Exclusive breastfeeding for the first six months has the capability to prevent 13% of all under five deaths in developing countries (UNICEF, 2014). However, infant and child mortality remains disturbingly high in Africa and other developing countries, despite the significant decline in most parts of the developed world. Only about 39% of infants in the developing countries and 25% in Africa are exclusively breastfed for the first six months (Lauer, Betran, De-onis and Barros, 2004).
In Nigeria, malnutrition contributed to 452,620 under-five deaths in 2013 (NDHS, 2013), while the National Nutrition and Health Survey(NNHS)reported that 37% of under-fives were stunted, 29% underweight, and 18% wasted. Also, NNHS reports showed that 26.6% under-fives had moderate and severe underweight, 44.3% moderate and severe stunting, and 10.9% moderate and severe acute malnutrition.
Although, breastfeeding is a common practice in Nigeria with 97% infants receiving breastmilk, only 17-25% of children less than six months of age were exclusively breastfed(Nte and Njepuome, 2015).However, the Nigerian government has responded to the low prevalence of Exclusive breastfeeding by initiating several programmes and policies responses to promote and support infant and young child feeding practices, such as the Baby Friendly Hospital Initiative (BFHI) in 1992, the National Breastfeeding Policy in 1998, the National Policy on Food and Nutrition in 2001(Ogunlesi, Dedeke, Okeniyi and Oyedeji, 2004).

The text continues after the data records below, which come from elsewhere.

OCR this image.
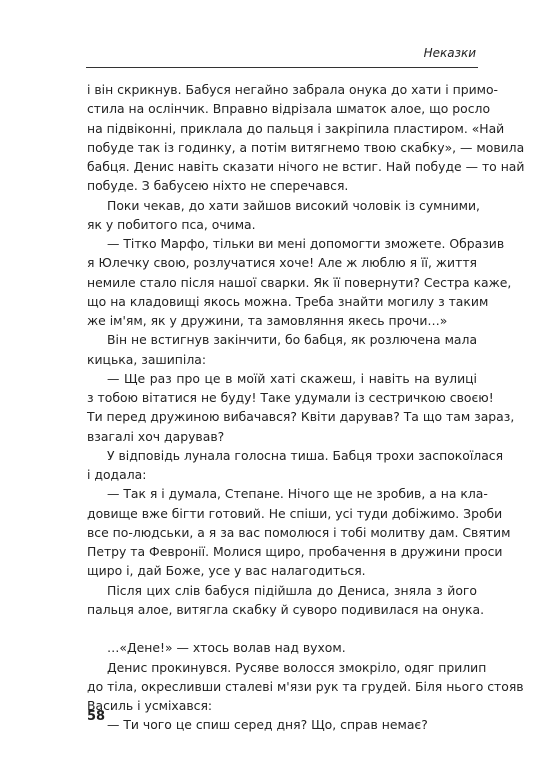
Неказки
і він скрикнув. Бабуся негайно забрала онука до хати і примо-
стила на ослінчик. Вправно відрізала шматок алое, що росло
на підвіконні, приклала до пальця і закріпила пластиром. «Най
побуде так із годинку, а потім витягнемо твою скабку», — мовила
бабця. Денис навіть сказати нічого не встиг. Най побуде — то най
побуде. З бабусею ніхто не сперечався.
Поки чекав, до хати зайшов високий чоловік із сумними,
як у побитого пса, очима.
— Тітко Марфо, тільки ви мені допомогти зможете. Образив
я Юлечку свою, розлучатися хоче! Але ж люблю я її, життя
немиле стало після нашої сварки. Як її повернути? Сестра каже,
що на кладовищі якось можна. Треба знайти могилу з таким
же ім'ям, як у дружини, та замовляння якесь прочи…»
Він не встигнув закінчити, бо бабця, як розлючена мала
кицька, зашипіла:
— Ще раз про це в моїй хаті скажеш, і навіть на вулиці
з тобою вітатися не буду! Таке удумали із сестричкою своєю!
Ти перед дружиною вибачався? Квіти дарував? Та що там зараз,
взагалі хоч дарував?
У відповідь лунала голосна тиша. Бабця трохи заспокоїлася
і додала:
— Так я і думала, Степане. Нічого ще не зробив, а на кла-
довище вже бігти готовий. Не спіши, усі туди добіжимо. Зроби
все по-людськи, а я за вас помолюся і тобі молитву дам. Святим
Петру та Февронії. Молися щиро, пробачення в дружини проси
щиро і, дай Боже, усе у вас налагодиться.
Після цих слів бабуся підійшла до Дениса, зняла з його
пальця алое, витягла скабку й суворо подивилася на онука.
…«Дене!» — хтось волав над вухом.
Денис прокинувся. Русяве волосся змокріло, одяг прилип
до тіла, окресливши сталеві м'язи рук та грудей. Біля нього стояв
Василь і усміхався:
— Ти чого це спиш серед дня? Що, справ немає?
58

In2005, the National Policy on Infant and Young Child Feeding was also launched and the Baby friendly community initiative (BFCI) was developed by the United Nations and UNICEF to expand on the BFHI, with the aim of sustaining exclusive breastfeeding after mothers leave the hospital. The initiative emphasises community involvement, formation and training of mother
support groups at the village level, close link to the health facility and training messages (Ekanem and Fajola, 2016).All these are policies set up by the international bodies in collaboration with the Nigerian government to improve the practice of exclusive feeding and child feeding in general. Despite these initiatives, malnutrition, and early childhood feeding related diseases and mortality still remain apublic health problem in Nigeria (Ogbo, Page, Idoko,Claudio and Agho, 2017).
The use of colostrum, pre-lacteal feeding, nutritional supplementation and the duration of breastfeeding has varied and still varies between cultures, urban and rural areas, as well as the rich and the poor (WHO, 2002). Regional or societal differences in breastfeeding reflect the trend towards what is regarded as normal and acceptable in different social settings. There are rules that govern how one ought or should behave in a given context and one‘s decision and behaviour are interdependent with certain reference groups in that given society and, therefore, require compliance (Bicchieri, 2012).